Sudden death of Cuba’s potential next leader only deepens Cuba’s power crisis | Opinion

The sudden death last week of Cuban Gen. Luis Alberto Rodríguez López-Calleja only adds to the number of questions about the stability and durability of the communist tyranny in Cuba. First, in the context in which his death occurred; and second, because of what López-Calleja represented for the power and continuity of the regime.

Cuba’s communist regime seems to be a ship sailing without direction, a ship without a helmsman lording over a people tired of waiting for so many unfulfilled promises.

On July 11, 2021, Cubans came out on the streets en masse to demand their freedom, and they have continued to make shows of public resistance since then, despite the repression and sentences — totaling thousands of years — imposed on hundreds of young people just for protesting.

The regime lacks basic responses to its collapse in every sense; collapse generated by the communist policies imposed on the Cuban people by blood and fire for more than 60 years.

Despite the serious threats to the nation — its negative birth rate; a high suicide rate; the mass exodus of thousands; the breakdown of the national energy industry; the deterioration of the countryside’s productive capacity; and the literal collapse of urban infrastructure — the regime jumps from one unreal slogan to another, followed by a chain of failed improvisations.

Within that chaos, López-Calleja — who, according to state media, died of a heart attack on July 1 — was the severe face of the true state administrator. Under him, Cuba could sink into the sea because of the lack of freedoms and rational public investment.
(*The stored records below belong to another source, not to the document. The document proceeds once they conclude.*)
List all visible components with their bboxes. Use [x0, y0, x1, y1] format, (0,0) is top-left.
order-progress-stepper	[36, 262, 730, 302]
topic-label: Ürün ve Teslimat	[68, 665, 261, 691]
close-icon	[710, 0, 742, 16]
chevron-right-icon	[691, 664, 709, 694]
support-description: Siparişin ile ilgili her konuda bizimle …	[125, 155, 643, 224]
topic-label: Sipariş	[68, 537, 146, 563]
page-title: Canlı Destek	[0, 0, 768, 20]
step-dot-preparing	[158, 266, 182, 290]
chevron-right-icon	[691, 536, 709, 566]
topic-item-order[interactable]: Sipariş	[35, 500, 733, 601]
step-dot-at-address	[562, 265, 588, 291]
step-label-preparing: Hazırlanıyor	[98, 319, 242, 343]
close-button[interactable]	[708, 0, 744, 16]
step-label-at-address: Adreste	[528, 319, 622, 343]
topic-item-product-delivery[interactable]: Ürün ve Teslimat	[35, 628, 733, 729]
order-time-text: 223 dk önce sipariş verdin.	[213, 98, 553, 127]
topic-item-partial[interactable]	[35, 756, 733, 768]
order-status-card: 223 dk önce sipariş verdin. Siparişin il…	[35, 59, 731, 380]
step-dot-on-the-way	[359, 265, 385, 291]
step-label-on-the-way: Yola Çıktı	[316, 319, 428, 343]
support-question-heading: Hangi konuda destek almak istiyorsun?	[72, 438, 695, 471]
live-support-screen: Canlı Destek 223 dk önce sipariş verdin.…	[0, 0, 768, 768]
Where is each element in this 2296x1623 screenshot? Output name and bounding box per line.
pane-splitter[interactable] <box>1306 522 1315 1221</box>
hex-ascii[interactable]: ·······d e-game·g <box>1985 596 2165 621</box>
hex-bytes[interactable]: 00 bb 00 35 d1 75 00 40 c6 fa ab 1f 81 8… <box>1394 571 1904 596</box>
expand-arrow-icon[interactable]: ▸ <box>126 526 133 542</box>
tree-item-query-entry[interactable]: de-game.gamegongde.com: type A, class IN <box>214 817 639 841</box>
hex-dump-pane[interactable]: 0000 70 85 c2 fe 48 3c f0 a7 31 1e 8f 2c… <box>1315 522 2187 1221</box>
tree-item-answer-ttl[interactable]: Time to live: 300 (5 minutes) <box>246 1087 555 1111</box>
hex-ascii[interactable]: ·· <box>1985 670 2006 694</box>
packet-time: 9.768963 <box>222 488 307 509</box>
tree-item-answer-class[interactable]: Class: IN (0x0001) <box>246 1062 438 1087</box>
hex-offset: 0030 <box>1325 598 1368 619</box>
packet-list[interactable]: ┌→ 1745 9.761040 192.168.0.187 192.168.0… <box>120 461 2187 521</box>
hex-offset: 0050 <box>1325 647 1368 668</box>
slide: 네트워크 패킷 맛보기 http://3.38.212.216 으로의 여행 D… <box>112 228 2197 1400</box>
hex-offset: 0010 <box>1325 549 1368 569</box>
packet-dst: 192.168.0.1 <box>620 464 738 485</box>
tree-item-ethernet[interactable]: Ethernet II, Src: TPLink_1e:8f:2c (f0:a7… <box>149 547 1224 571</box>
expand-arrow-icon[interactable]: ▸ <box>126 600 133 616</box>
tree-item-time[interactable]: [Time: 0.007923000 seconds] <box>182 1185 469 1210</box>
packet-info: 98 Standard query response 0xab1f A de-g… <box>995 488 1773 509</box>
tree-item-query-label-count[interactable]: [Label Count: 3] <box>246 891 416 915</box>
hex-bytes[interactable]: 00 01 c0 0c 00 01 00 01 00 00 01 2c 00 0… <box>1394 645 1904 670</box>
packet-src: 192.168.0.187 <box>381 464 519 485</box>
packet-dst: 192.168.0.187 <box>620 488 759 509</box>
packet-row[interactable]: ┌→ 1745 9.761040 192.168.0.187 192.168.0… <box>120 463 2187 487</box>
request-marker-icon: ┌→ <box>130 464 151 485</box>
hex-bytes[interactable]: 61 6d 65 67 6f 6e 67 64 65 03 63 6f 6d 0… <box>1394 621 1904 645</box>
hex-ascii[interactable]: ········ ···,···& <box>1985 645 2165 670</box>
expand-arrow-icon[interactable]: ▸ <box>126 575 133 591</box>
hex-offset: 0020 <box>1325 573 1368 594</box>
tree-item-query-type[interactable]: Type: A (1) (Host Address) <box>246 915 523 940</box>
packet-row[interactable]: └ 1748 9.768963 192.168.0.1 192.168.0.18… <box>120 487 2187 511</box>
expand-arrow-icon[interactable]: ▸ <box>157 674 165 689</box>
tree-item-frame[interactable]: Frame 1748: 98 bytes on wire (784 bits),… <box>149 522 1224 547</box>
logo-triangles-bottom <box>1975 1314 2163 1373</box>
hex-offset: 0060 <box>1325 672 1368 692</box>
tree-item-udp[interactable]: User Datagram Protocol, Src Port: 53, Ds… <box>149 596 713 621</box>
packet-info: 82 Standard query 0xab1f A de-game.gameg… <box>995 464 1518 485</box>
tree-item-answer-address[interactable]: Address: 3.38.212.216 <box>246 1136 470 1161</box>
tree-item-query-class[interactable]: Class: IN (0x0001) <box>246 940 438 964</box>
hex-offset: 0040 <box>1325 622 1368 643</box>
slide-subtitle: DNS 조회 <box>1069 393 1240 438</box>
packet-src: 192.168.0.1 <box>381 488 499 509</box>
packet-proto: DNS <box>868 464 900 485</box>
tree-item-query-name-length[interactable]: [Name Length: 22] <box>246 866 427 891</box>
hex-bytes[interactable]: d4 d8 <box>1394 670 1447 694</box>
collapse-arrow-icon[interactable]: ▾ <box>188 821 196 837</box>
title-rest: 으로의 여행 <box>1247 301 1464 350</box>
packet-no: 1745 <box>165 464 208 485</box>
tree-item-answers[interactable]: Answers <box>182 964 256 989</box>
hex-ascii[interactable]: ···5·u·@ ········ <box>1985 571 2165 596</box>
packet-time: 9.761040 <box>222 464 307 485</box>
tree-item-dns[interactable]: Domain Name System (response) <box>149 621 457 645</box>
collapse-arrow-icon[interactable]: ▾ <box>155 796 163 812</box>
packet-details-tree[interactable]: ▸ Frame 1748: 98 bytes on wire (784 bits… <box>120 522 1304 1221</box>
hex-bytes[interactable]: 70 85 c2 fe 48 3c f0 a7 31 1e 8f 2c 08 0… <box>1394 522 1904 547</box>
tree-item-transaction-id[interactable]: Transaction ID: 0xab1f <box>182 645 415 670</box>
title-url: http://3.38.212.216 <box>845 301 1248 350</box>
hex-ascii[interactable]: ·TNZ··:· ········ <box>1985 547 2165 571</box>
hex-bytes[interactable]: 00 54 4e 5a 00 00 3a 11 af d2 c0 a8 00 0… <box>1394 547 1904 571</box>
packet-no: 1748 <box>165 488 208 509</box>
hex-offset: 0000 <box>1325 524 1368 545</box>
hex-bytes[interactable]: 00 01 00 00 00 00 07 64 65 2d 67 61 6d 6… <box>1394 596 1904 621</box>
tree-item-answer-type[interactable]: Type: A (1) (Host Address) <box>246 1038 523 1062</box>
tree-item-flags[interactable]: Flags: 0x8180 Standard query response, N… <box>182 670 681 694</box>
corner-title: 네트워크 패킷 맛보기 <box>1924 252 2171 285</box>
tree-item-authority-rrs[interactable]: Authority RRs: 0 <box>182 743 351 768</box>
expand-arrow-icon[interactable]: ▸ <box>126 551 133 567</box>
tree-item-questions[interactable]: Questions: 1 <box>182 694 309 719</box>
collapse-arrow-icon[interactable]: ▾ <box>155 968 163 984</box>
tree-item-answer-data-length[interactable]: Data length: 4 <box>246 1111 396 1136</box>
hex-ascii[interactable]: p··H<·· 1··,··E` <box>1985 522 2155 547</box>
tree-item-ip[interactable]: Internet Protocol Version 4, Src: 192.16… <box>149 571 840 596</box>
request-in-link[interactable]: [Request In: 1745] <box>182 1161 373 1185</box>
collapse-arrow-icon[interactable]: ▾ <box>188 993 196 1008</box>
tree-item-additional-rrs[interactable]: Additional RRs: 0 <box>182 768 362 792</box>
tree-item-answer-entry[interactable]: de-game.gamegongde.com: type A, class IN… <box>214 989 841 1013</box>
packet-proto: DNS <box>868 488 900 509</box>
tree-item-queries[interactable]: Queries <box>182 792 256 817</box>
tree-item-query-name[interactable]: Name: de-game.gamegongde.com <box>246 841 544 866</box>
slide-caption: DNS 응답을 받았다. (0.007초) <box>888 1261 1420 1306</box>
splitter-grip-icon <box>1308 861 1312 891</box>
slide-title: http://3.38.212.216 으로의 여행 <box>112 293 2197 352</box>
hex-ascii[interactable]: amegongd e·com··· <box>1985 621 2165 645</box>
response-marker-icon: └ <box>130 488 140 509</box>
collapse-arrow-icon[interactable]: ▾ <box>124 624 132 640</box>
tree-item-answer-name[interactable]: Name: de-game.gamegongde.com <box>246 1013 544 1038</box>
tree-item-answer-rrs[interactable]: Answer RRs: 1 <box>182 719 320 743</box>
Still, López-Calleja was the symbol of a machinery of power that continued to build hotels to lure tourists for the exclusive benefit of an oligarchy hidden behind the socialist lie. For example, how many hospitals or schools were built or repaired with this money? How many roads paved? How much did worker wages increase with the millions that went to the coffers of GAESA — an enterprise controlled by the military with interests in Cuba’s tourism, financial investment and import/export sectors — for North American cruise tourism?

López-Calleja seemed to be the increasingly visible shadow of Cuban leader Miguel Díaz-Canel, perhaps even his possible successor. Recently, the general appeared more frequently public, including internationally. His career had been characterized both by low media visibility and absolute submission to the Castro family.

Relatively young at 62 — compared to the 80-something hierarchy of real power in the Castro regime — López-Calleja simultaneously represented the financial stability of the dictatorship as well as the generational change of the status quo.

His sudden departure from Cuba’s power structure brings consequences deeper than would the death of Raúl Castro himself, whose demise is expected by inexorable biological mandate. López-Calleja was to be the structural extension and the newer blood of a spent dictatorship.

Moreover, López-Calleja’s death occurs within the strange sequence of deaths of high-ranking Cuban military between July 11, 2021, and the present.

By our count, more than 23 high-ranking military members — most of them generals and colonels — have died, some suspiciously, one after another. This seems unusual, especially since the number of communist civilian bosses has not increased within the island’s power structure.

What can this mean in such a hermetic and totalitarian regime, where the slightest perceived disloyalty has been harshly punished historically?

The crisis of tyranny is real and absolute in Cuba. The death of López-Calleja may add to it.

More than ever, the strongest initiative of change is in the popular resistance, in the unity of the opposition inside and outside the island, in tracing a clear path of transition to return Cuba to the people and in international support for this process.

Orlando Gutiérrez-Boronat is the coordinator of the Cuban Resistance Assembly in Miami.